Bisogna partire dal contesto generato dalla politica monetaria che, per tutto lo scorso anno, è stato segnato dal calo dei tassi d’interesse. La Bce, in 12 mesi, ha tagliato il tasso ufficiale sui depositi di 150 punti: da 3,5 a 2%. La Fed molto meno, comunque ha tagliato pure la banca centrale Usa: da 4.75% a 4,25%, solo 50 punti. Ebbene, questo trend, giustificato dal rientro dell’inflazione nei ranghi del 2%, si è riflesso solo su un pezzo della curva dei rendimenti: sono scesi quelli a breve tipo Bot, e le scadenze entro i 10 anni, tipo Btp. Per il resto, i tassi sono rimasti alti. E continuano a crescere, si vedano i bond inglesi o francesi. L’indice Bloomberg dei bond sovrani globali indica che i titoli a lunga sono ai massimi rendimenti degli ultimi 15 anni. Ma per tutti, al di là dei singoli rating e degli indici, valga questo esempio: sul mercato esiste un titolo di stato cosiddetto “Matusalemme”, molto indicativo.
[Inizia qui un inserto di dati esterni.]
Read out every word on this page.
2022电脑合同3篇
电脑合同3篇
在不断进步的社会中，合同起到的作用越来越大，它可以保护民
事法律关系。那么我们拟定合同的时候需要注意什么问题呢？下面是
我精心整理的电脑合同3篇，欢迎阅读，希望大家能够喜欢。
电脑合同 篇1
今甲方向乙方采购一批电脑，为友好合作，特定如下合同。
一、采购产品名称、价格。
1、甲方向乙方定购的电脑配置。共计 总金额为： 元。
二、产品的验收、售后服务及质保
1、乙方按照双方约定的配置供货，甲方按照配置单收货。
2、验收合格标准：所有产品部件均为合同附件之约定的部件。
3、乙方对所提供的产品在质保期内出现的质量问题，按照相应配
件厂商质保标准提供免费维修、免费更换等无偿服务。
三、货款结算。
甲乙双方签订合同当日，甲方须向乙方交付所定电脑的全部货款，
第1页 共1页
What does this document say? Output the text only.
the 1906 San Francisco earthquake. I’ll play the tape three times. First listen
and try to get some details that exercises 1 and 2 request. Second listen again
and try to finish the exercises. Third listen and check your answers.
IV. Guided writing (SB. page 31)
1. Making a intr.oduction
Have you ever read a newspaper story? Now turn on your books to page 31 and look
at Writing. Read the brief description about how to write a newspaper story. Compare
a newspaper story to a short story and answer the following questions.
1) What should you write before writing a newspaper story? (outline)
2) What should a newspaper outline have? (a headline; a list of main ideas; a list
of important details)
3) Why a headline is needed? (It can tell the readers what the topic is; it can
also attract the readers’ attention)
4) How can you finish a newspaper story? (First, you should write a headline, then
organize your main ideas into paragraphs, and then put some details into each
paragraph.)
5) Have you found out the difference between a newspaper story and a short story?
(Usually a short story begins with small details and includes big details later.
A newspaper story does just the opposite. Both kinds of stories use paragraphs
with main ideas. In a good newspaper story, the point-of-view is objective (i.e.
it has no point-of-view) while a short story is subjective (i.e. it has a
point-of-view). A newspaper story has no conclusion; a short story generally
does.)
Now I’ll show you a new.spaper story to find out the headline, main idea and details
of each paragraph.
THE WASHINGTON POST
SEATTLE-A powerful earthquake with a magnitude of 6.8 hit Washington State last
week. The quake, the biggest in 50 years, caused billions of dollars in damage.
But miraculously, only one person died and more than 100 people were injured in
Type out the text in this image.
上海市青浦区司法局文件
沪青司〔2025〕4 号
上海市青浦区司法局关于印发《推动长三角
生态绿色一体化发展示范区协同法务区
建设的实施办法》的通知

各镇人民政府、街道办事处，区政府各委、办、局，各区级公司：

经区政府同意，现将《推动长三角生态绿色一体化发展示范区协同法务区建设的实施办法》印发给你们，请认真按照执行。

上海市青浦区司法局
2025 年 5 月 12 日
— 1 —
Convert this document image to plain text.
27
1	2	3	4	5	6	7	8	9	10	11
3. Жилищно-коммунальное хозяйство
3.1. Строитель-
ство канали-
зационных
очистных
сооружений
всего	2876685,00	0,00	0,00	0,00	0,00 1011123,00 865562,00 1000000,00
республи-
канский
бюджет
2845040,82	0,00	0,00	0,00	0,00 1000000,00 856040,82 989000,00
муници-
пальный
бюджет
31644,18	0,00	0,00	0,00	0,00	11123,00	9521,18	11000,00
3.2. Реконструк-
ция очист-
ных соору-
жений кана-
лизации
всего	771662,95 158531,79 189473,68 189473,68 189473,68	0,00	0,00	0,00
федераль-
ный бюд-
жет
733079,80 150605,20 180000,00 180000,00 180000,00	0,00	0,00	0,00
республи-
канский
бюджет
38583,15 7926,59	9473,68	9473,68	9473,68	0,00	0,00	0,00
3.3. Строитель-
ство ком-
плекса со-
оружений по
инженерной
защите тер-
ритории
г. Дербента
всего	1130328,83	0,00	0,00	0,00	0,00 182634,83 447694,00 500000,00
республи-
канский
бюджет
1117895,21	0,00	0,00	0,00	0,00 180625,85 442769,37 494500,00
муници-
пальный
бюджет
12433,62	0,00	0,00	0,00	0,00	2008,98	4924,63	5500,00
E’ emesso dall’Austria, che presenta un rating AA+ (Standard & Poor’s) secondo solo alla tripla AAA, la cui scadenza è prevista nel settembre 2117, tra 92 anni (Austria-20ST17 - 2,1). Ecco il perché della categoria “Matusalemme”. Ebbene, Austria 20ST17 dall’inizio dell’anno è passato da una quotazione di 82 euro fino agli attuali 59: ha perso il 28% che, per un bond con rating AA+, è un’enormità. Ma ci dice proprio questo: che sulle scadenze lunghe i tassi d’interesse richiesti dal mercato sono sempre più alti (e di conseguenza, essendo la cedola pagata sempre la stessa, i prezzi scendono). Perché?

I motivi sono talmente tanti che rendono questo trend, almeno al momento, assai solido. Da un lato c’è il rinnovato allarme sul debito sovrano. Vale in Europa per i citati casi di Francia e Inghilterra, dove l’instabilità politica rende i conti pubblici più preoccupanti di chi è ancor più indebitato, come l’Italia. Ma vale anche per la Germania, dove la spesa per interessi sta decollando (+116% dal 2020, il doppio dell’Italia) e il debito inizia a crescere. Ma vale soprattutto per gli Usa, dove le dimensioni dell’indebitamento si sommano alle perplessità sulla cura Trump, che potrebbero sfociare in un pandemonio se la Corte Suprema dichiarasse illegittimi i dazi imposti dalla Casa Bianca: nei conti pubblici Usa si aprirebbe una potenziale nuova voragine. Dall’altro lato c’è poi il caso Fed, nel quale lo stesso presidente Trump, minacciando l’indipendenza della banca centrale, ne mina la credibilità e a pagarne il costo sono sempre gli scenari più lontani, per i quali aumenta l’incertezza.

Sui mercati, come sempre, nulla è come appare.

E quando le cose accadono è già troppo tardi per tradurle in comportamenti d’investimento. Se dunque è vero che la tendenza dei tassi d’interesse resta orientata al ribasso, e presto potrebbe arrivare un taglio della Fed, per quanto riguarda le scadenze lontane la storia è tutta diversa.